Wahre Größe tat Herr Schumann kund, als er über Fehler am eigenen Objekt sprach.Wer viel bewegt, macht auch "Fehler". Für mich ist und bleibt das Schumanns eine der besten Adressen Münchens und Deutschlands. DIE Beste Bar - ist eh ein großer Mumpitz.
Le Lion ist in New Orleans zur "Weltbesten Neueröffnung 2008" gewählt worden und ich bin mir sicher, es lassen sich hunderte Bars finden,die Ihren Job genauso gut oder besser machen. Es war nur gerade kein Jury Mitglied da. Natürlich hat uns dieser Preis unglaublich glücklich und stolz gemacht - andererseits darf man nie vergessen, das so eine Auszeichnung eben "relative" ist und am Ende des Tages nicht wichtig.
Wichtig ist, das der Gast zufrieden das Lokal verlässt. Ebenso wichtig, das es der "richtige" Gast war. Berichterstattung führt zu Gastrotourismus, ohne Sinn und Verstand. Es kommen Gäste, die von der Sache nichts verstehen, aber jetzt gelesen haben, das Sie ein Lokal besuchen sollten.
Ein Erfahrungsbericht:
Vor einigen Abenden brachte mich eine Gruppe beinah um den Verstand, naja, zumindest um die gute Laune. Vier Personen, reserviert zu 22.30 Uhr. Bis 23.00 Uhr "No Show". Ich hab den Tisch vergeben, da wir komplett ausgebucht waren. Um 23.08 klingeln vier Damen und verkünden stolz:
"Wir hatten resserviert, mit 4 Personen, auf den Namen xxx".
"Herzlich willkommen .....ich habe Ihren Tisch vergeben, da wir länger als 30 Minuten auf Sie gewartet haben..."
Großer Aufruhr an der Tür ... das kann nicht sein... und überhaupt... man hätte "so gegen 22.30 bis 23.00 Uhr " reserviert...

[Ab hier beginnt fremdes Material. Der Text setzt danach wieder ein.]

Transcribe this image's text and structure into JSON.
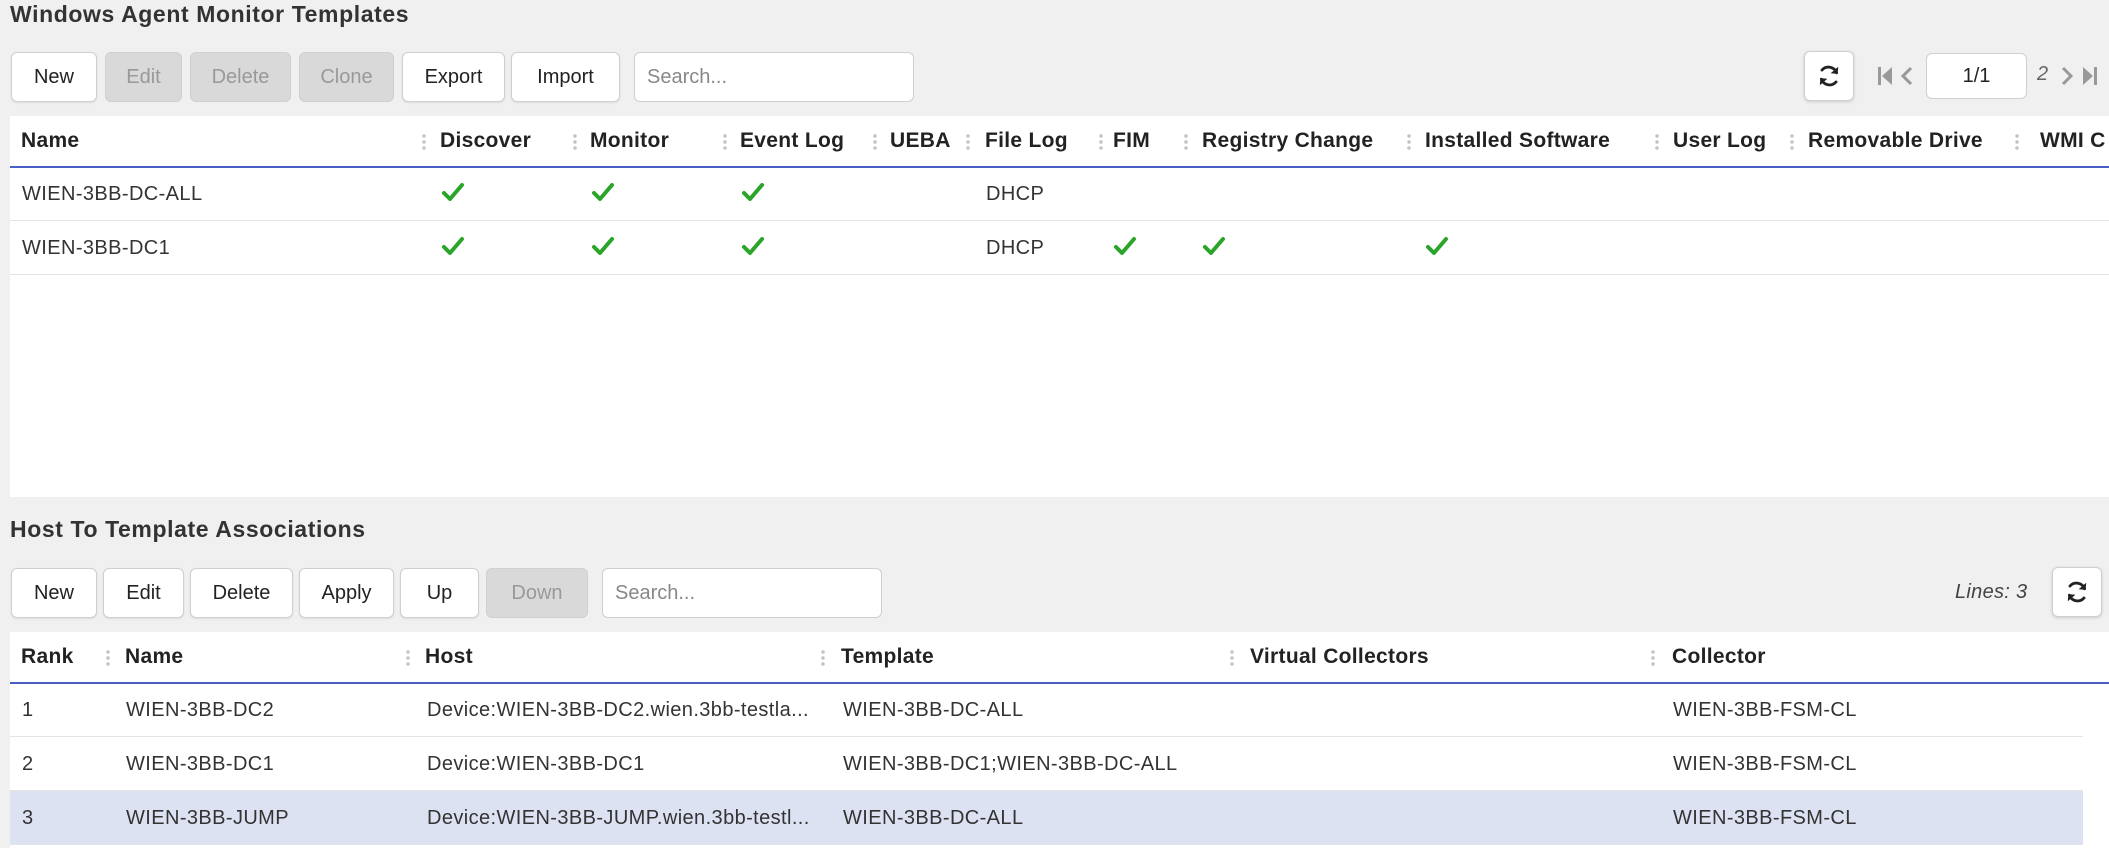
{
  "templates": {
    "title": "Windows Agent Monitor Templates",
    "toolbar": {
      "new": "New",
      "edit": "Edit",
      "delete": "Delete",
      "clone": "Clone",
      "export": "Export",
      "import": "Import",
      "search_placeholder": "Search..."
    },
    "pager": {
      "page": "1/1",
      "count": "2"
    },
    "columns": [
      "Name",
      "Discover",
      "Monitor",
      "Event Log",
      "UEBA",
      "File Log",
      "FIM",
      "Registry Change",
      "Installed Software",
      "User Log",
      "Removable Drive",
      "WMI C"
    ],
    "rows": [
      {
        "name": "WIEN-3BB-DC-ALL",
        "discover": true,
        "monitor": true,
        "event_log": true,
        "file_log": "DHCP",
        "fim": false,
        "registry_change": false,
        "installed_software": false
      },
      {
        "name": "WIEN-3BB-DC1",
        "discover": true,
        "monitor": true,
        "event_log": true,
        "file_log": "DHCP",
        "fim": true,
        "registry_change": true,
        "installed_software": true
      }
    ]
  },
  "associations": {
    "title": "Host To Template Associations",
    "toolbar": {
      "new": "New",
      "edit": "Edit",
      "delete": "Delete",
      "apply": "Apply",
      "up": "Up",
      "down": "Down",
      "search_placeholder": "Search..."
    },
    "lines": "Lines: 3",
    "columns": [
      "Rank",
      "Name",
      "Host",
      "Template",
      "Virtual Collectors",
      "Collector"
    ],
    "rows": [
      {
        "rank": "1",
        "name": "WIEN-3BB-DC2",
        "host": "Device:WIEN-3BB-DC2.wien.3bb-testla...",
        "template": "WIEN-3BB-DC-ALL",
        "virtual_collectors": "",
        "collector": "WIEN-3BB-FSM-CL"
      },
      {
        "rank": "2",
        "name": "WIEN-3BB-DC1",
        "host": "Device:WIEN-3BB-DC1",
        "template": "WIEN-3BB-DC1;WIEN-3BB-DC-ALL",
        "virtual_collectors": "",
        "collector": "WIEN-3BB-FSM-CL"
      },
      {
        "rank": "3",
        "name": "WIEN-3BB-JUMP",
        "host": "Device:WIEN-3BB-JUMP.wien.3bb-testl...",
        "template": "WIEN-3BB-DC-ALL",
        "virtual_collectors": "",
        "collector": "WIEN-3BB-FSM-CL",
        "selected": true
      }
    ]
  },
  "colors": {
    "accent": "#4a5fc1",
    "check": "#2aa52a",
    "selected_row": "#dde2f3"
  },
  "icons": {
    "refresh": "refresh-icon",
    "first": "first-page-icon",
    "prev": "prev-page-icon",
    "next": "next-page-icon",
    "last": "last-page-icon",
    "check": "checkmark-icon"
  }
}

Ich liebe diese Argumentatiton. Zum einem, sind wir bei Wochenend Reservierungen immer sehr "zeitsensible", da es glücklicherweise zur Zeit oft gut gefüllt ist. Wir nehmen solche Reservierungen nicht an und bitten die Gäste uns eine genau Zeit mitzuteilen. Wir weisen darauf hin, das wir nach 15/20 Minuten die Tische gegebenen falls vergeben.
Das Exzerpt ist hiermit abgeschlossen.